Diabetes | O que ninguém conta sobre hipoglicémias?

Vou falar-vos hoje sobre um tema delicado, talvez uma das coisas que dá-me mais medo de acontecer na minha doença, as hipoglicémias. E se não as sinto? Vou parar ao hospital em estado de coma. É um desafio enorme lidar com a diabetes, digo isto mesmo passados onze anos de doença. É uma doença crónica quase inofensiva aos olhos e muitas vezes desvalorizada mas ela existe e exige uma especial atenção, um constante controlo, para que tudo dê certo e com vista num futuro com maior qualidade de vida possível, mesmo que esse futuro obrigue a picadas e tudo mais. E cabe a um diabético, independentemente, do tipo diagnosticado, I ou II, garantir essa qualidade de vida e esse controlo. 

Mas centremos-nos nas hipoglicémias, que é o tema que vim abordar hoje. Estas são as conhecidas, numa linguagem mais simples, por "baixas de açúcar". Constam, simplesmente, quando o açúcar no sangue encontra-se abaixo de 70mg/dl. As pessoas sem esta patologia também podem ter baixas de açúcar isto se passarem muito tempo sem comer, por exemplo. E é muito fácil perceber quando tal acontece pois provoca um mau estar gigante. Começa geralmente com uma mudança de humor repentina, uma pessoa quando começa com uma hipo, geralmente, começa a ficar um pouco alterada (acontece-me às vezes), depois começa a transpirar, a tremer, fica com (muita) fome, um tanto de dor de cabeça, uma fraqueza com a sensação de "leveza" e quanto mais baixos piores são os sintomas, incapacidade de concentração, perturbações na visão, até mesmo convulsões e desmaio que conduz ao coma. 

No entanto, não é só isto que interessa saber sobre as hipoglicémias, há muito mais coisas que necessitamos de saber sobre o assunto e isto foram coisas que fui descobrindo aos poucos com as minhas próprias experiências e outras ditas pelas próprias enfermeiras e a minha endocronologista que me acompanham desde o início desta dura jornada. 

 

Uma hipoglicémia deixa sequelas

Uma hipoglicémia afeta o cérebro. Quando a temos, o cérebro comanda o nosso corpo a produzir adrenalina nos mais diversos órgãos, tal como o fígado, por exemplo. Daí a importância de tratar da hipoglicémia assim que sentimos que algo não está bem connosco.
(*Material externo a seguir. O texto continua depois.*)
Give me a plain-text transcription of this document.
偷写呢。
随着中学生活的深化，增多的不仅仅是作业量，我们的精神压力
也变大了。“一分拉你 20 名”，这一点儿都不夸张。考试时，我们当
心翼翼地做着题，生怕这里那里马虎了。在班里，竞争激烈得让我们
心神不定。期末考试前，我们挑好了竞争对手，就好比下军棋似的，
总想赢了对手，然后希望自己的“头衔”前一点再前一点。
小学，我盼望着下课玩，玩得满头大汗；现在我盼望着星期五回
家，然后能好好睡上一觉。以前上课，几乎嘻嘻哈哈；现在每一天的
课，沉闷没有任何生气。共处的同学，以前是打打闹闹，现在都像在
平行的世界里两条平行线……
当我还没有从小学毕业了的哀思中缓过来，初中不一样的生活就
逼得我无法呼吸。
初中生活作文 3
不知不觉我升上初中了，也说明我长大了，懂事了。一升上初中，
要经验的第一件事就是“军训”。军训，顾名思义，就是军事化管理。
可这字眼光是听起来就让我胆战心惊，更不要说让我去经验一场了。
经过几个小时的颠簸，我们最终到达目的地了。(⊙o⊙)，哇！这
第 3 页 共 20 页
Pois, quanto mais tempo tivermos com uma baixa de açúcar mais o nosso corpo vai precisar de adrenalina e é importante ter em mente que o açúcar é o principal produtor de energia no nosso corpo portanto o défice e o excesso do mesmo no sangue é prejudicial. Independentemente do tempo que estivermos em baixa, seja 15 minutos ou mais, vamos acabar sempre com sequelas que são irreversíveis uma vez que se trata de células "queimadas" no cérebro. Mas é muito diferente o seu grau de sequelas se compararmos um hipo de 15 minutos a uma hipo de 30 minutos, por exemplo. 

 

O cérebro demora entre 24 a 48 horas a recuperar de uma hipoglicémia 

Como já foi dito anteriormente, o cérebro tem um importante papel na produção de adrenalina para ajudar a tratar das hipos. E também já falamos das sequelas. O que acontece é que essas sequelas são sentidas ao longo de um tempo no entanto, aquelas 24 a 48 horas são fundamentais e determinantes para a evolução das sequelas. Neste período de tempo, não é recomendado fazer qualquer tipo de esforço intelectual uma vez que o cérebro ainda está a recuperar do sucedido. Exercícios que exijam de tal forma da mente, bem como a capacidade de processar informação, é bem mais lenta do que habitual. Deste modo, uma coisa que a maior parte das pessoas desconhecem e que é muito desvalorizado sobretudo no mundo académico, é que um estudante que é diabético e teve baixas de açúcar nas 48 a 24 horas antes da prova de avaliação, seja ela exame, teste, frequência ou o que for, não pode, e tem o direito de recusar-se, a fazer a sua realização, uma vez que pode ser prejudicado devido à sua incapacidade de concentração e de processamento de informação, isto tudo segundo os enfermeiros e médicos especializados na área. 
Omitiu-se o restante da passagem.